Restaurants offering child care for patrons
Sunday, June 23, 2002
Steamboat Springs Mike Lang said he added child care to the menu at Harwigs/L'apogee purely for selfish reasons. But after a test trial, the general manager of the two restaurants thinks economics may convince him to continue offering to care for children upstairs while their parents dine below.
Lang, who has been in Steamboat for seven years, said he decided to offer child care so his friends could eat out. Those friends were once frequent visitors downtown, but Lang noticed he began to see them less and less once they had children.
"My friends' biggest excuse is that they can't find a babysitter because the pool is so small and it is costly," Lang said. "They only go out once in a while, and we want to create a social scene for young adults."
Lang attacked the problem by bringing the babysitter to the restaurant. For no cost, children can be entertained upstairs with games, arts and crafts, books and videos, while the parents enjoy a meal. Lang requests that parents make reservations for their children and that the children be fed prior to arrival. Lang said trying to serve food to children without their parents around is "just a nightmare we don't want to deal with." Lang said the idea of offering child care originated when he was visiting his sister in Atlanta.
As they were deciding where to dine, Lang said his sister was set on going to one restaurant one where she didn't know the food or atmosphere, but knew they took care of her kids.
Unlike most restaurants in town, Lang said Harwigs/
L'apogee has the space for child care facilities by turning the upstairs banquet room into a romper room on Thursday nights.
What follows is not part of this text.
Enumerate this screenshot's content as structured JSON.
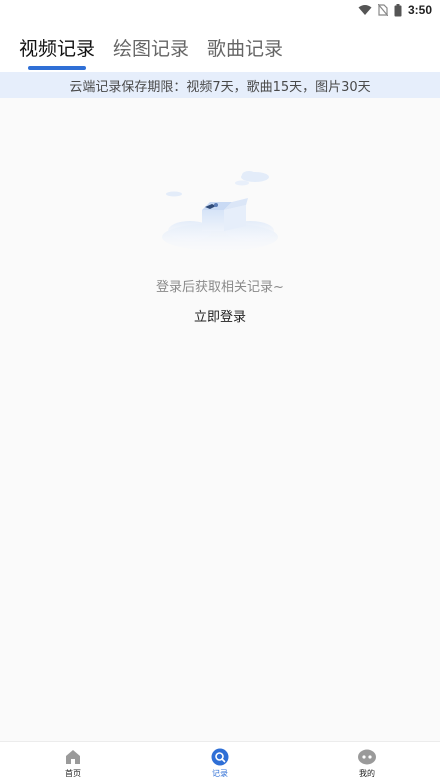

The restaurants bring in two child-care providers and will add more if the demand increases.
And while Lang said the restaurants welcome children, most diners feel the urge to keep their children quiet and well behaved in the formal atmosphere.
So, the upstairs babysitters give the parents a chance to relax and have some quiet time, Lang said.
When Harwigs/L'apogee was gearing up for its first child-care night, another local restaurant was thinking along the same lines. The Steamboat Brewery and Tavern offered a Father's Day special Sunday that had a four-course dinner, beer sample and kids party.
Charlie Noble brewmaster at the restaurant and father of 2-year-old Riley and a soon-to-be baby girl said he had the idea of providing a sitter because he knows the hassles of dinning out with children.
While the parents sampled beer and delved into baked brie appetizers and elk tenderloin entrees in the upstairs dining room, the kids were downstairs drinking root beer, eating pizza and watching movies.
Because of the lack of space, Noble said sectioning off the bar as a kid's corner will most likely be just a Father's Day event. But, if the demand is there, the babysitters will come.
Lang at Harwigs/L'Apogee foresees the restaurant's child-care special running every Thursday for the summer and throughout the fall. Geared toward the locals in general, and Lang's friends in particular, he said child care likely will not be available during the winter ski season.
Lang hopes the child care experiment will pay off in other ways. "Those kids are our future customers," he said.